著者によれば(1)コプト語トマス福音書は2世紀中頃エジプトで成立するが、(2)そのイエス語録の大部分は、それ以前に主としてシリアのユダヤ人キリスト者の間に流布していたものである。(3)これらの語録は共観福音書伝承とは別の伝承系列に連なるが、それよりも古いと断定することはできない。(4)同時に、共観福音書に並行する当福音書の語録が全体として共観福音書(またはそのコプト語訳本文)に依拠していると断定することもできない。(5)当福音書中にヨハネ福音書と部分的に並行する箇所が認められるが、これは当福音書の編集者(「トマス」)の思想が結果としてヨハネに近いためであると考えられる。(6)トマスの思想は明白にグノーシス派に連なる。4福音書に存在しない「知られざるイエスの言葉」の多くは、このグノーシス主義の立場から創作されたと考えられる。(7)従って当福音書所収のイエス語録を、トマス=グノーシス主義の視点で読むか、それ以前の段階=ユダヤ人キリスト者の視点で読むかによって、同一の語録でもその解釈は異なる。(8)「福音書」と名づけられているが、その文学類型は4福音書とは異なり、「語録集」である(pp.3-5)。
日本の新約学の第一人者である著者による注解は、正典との相違についても的確にまとめられており、逆に正典の神学的意図について考察する上でも大変興味深い。日本語によるトマス福音書の翻訳と注解は極めて限られており、その意味でも、初期キリスト教を巡る宗教史的背景に触れる上での本書の役割は極めて大きい。
信仰を後姿でみる錯誤 ★★★★★
福音書は「本」であろうか。ビブルはパピルスの輸入港の名であろうから、確かに其れは「本」であろう。旧約は偏狭な種族の掟、新約は異邦人への福音による旧約の救抜。トマスの語録はこれらに対し、少数者の秘儀セクトの先鋭な綱領であろう。頓悟禅のような語録七七が目覚しい。曰く「木を割りなさい。私はそこにいる。石を持ち上げなさい。そうすればあなたがたは、私をそこに見出すであろう。」新約正典も信仰箇条もみな後世の人為である。私たちはちょっと油断すると、それら、後世の範疇で歴史的当代を錯視してしまう。
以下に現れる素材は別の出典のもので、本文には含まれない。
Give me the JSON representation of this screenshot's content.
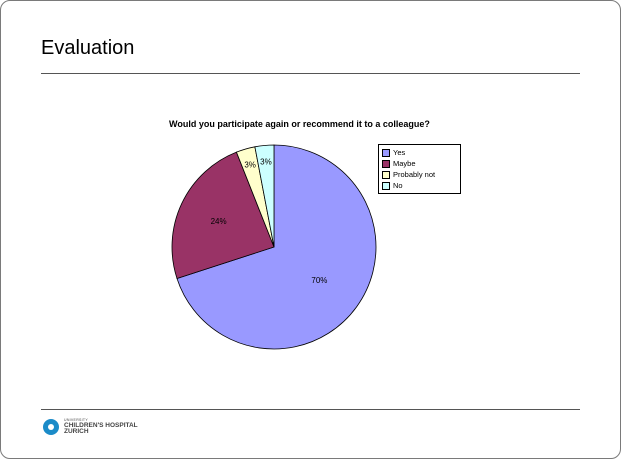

いわば過ぎ去った時間を安楽椅子に座ったまま、背中向きに遡り、当代の出来事と対面した気になっている。然しそれは、過去を「後姿」で眺めているのだ。現代の新旧のキリスト教徒はこの種の「異端の」の外典には構えてしまうであろうし、少数の聖書学者とアマチュア以外で真剣にトマスを読んでいるのは、果たしてどんな人々であろう。私も「宗教」などという無残な近代的範疇からは脱しているが、さりとて、「信仰」の書として向き合うのには所詮セムの地は遠すぎる。本当に遠すぎる。知に健脚がないのだ。結局、「珍しい本」に疑義し逡巡する間抜けなジレッタントという情けなくも必然の身の上となる。仏典だと法華や理趣でももう少し寛いで読めるのだが。鋼のごとき批評精神が生来ないわけだ。編訳者の荒井さんの営為のみは無条件で尊い。学者もこのレベルの人は本当に尊い。

必須資料 ★★★★★
キリスト教研究者としての立場から一言。
ことキリスト教研究だけに限るなら、旧約聖書やパウロ書簡は、参考資料としてはともかく、メインのテキストとはなりえない、と考える。
キリスト教は、あくまで、キリスト教であり、ユダヤ教でもパウロ教でもないからである。パウロの個人的信条なるものが絶対視されるのはおかしい。
しかし、トマスなどの、いわゆる外典福音書の場合には、これらと同列には語りえない。
なぜなら、キリスト教成立期において、なにが取り入れられて、なにが
取り去られたかが判る最重要資料だからである。
べつに、外典福音書を四大福音書と同等にあつかうべきとまでは言わないが、荒井先生ほどの碩学がなんのために訳したのか考えもしない研究者がもし居るとしたら、非常に残念な事である。